I selected a $5 droplet because the Digital Ocean end of the bargain doesn’t have to be fast due to Next.js’ caching and static content functionality.
Once I’d ran through the setup, I logged into the Ghost admin and migrated my content from WordPress to Ghost using the Ghost WordPress plugin. I had some issues with exporting the media due to file sizes, but simply exporting the JSON file and manually uploading the WordPress images to the Ghost content folder solved this issue. As I was changing domains, I also ran some basic find and replaces in the JSON file using a text editor and checked that the image paths were correct.
Finally, I password protected the Ghost installation so that people wouldn’t be able to access the frontend.
Setting up Next.js
Whilst there are great docs out there which show how to couple up Ghost to Next.js, I wanted to use the Next.js Ghost CMS repo as it was pretty much as simple as cloning the repo and getting started with styling. They have plenty of these examples on the Next.js website.
In the end, I did end up refactoring the app quite a bit. I refactored the class components over to functional components to give easier access to hooks. For example, I wanted to use
useRouter() to determine the current page, and functional components (as far as I know) make this easier.
The next job was to bring in Tailwind CSS and start putting together the design. In this case, I didn’t bother starting out with Figma. As I’m the only stakeholder on the project, it made sense to jump straight into the browser and design the site with code. This allowed me to test the performance metrics during the design phase to ensure that I was making design choices that aligned with my main aims.
Keeping the design simple and relying on clean negative space, coupled with some lovely fonts from Klim Type Foundry, made it pretty easy to get those green Lighthouse scores off the bat. The CSS file is just 2.5kb.
As an aside, I often get requests to work on a website’s performance to increase Lighthouse scores. It can be very difficult to achieve good scores once there are lots of plugins installed (in the case of WordPress, for example) and off-the-shelf themes are used. Performance should be considered as part of the design of a website or web application. Making smart design choices at the beginning absolutely affects performance and it should not be an after thought. Bringing in somebody once a website is already built is like trying to optimise the foundations of a house once everybody has been living there for a few years. Make performance an important part of your project right from the start and you will see huge improvements in the long term.

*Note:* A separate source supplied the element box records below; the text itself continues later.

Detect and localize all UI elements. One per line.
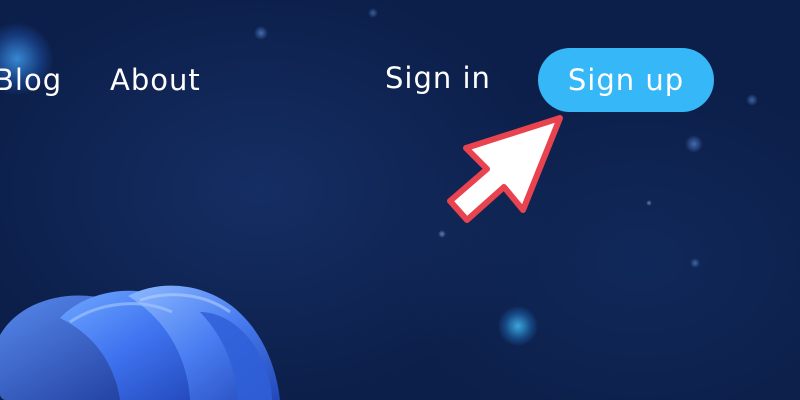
bokeh-light (646, 200, 652, 206)
sign-up-button[interactable]: Sign up (538, 48, 714, 112)
bokeh-light (498, 306, 538, 346)
bokeh-light (254, 26, 268, 40)
nav-link-blog[interactable]: Blog (0, 62, 62, 98)
page-frame: Blog About Sign in Sign up (0, 0, 800, 400)
bokeh-light (690, 258, 700, 268)
sign-in-link[interactable]: Sign in (385, 60, 491, 96)
bokeh-light (368, 8, 378, 18)
bokeh-light (438, 230, 446, 238)
bokeh-light (685, 135, 703, 153)
nav-link-about[interactable]: About (110, 62, 201, 98)
bokeh-light (746, 94, 758, 106)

Back to the book. Finally, it was a matter of setting up the static page content. For this, I opted to just hard-code the content into Next.js components instead of adding them to Ghost – simply because they probably won’t change much so I don’t really need a CMS to manage them.
Deploying with Vercel
Getting set up with Vercel couldn’t be more efficient. Create a project, connect the GitHub repo, set up your API keys in the environment section, and hit deploy. Within a minute or so you get a working app on a staging URL 🚀 – hashtag shipped… or liftoff… or, launch 🤷♂️. To launch the site, I simply added my domain using their docs and it was live.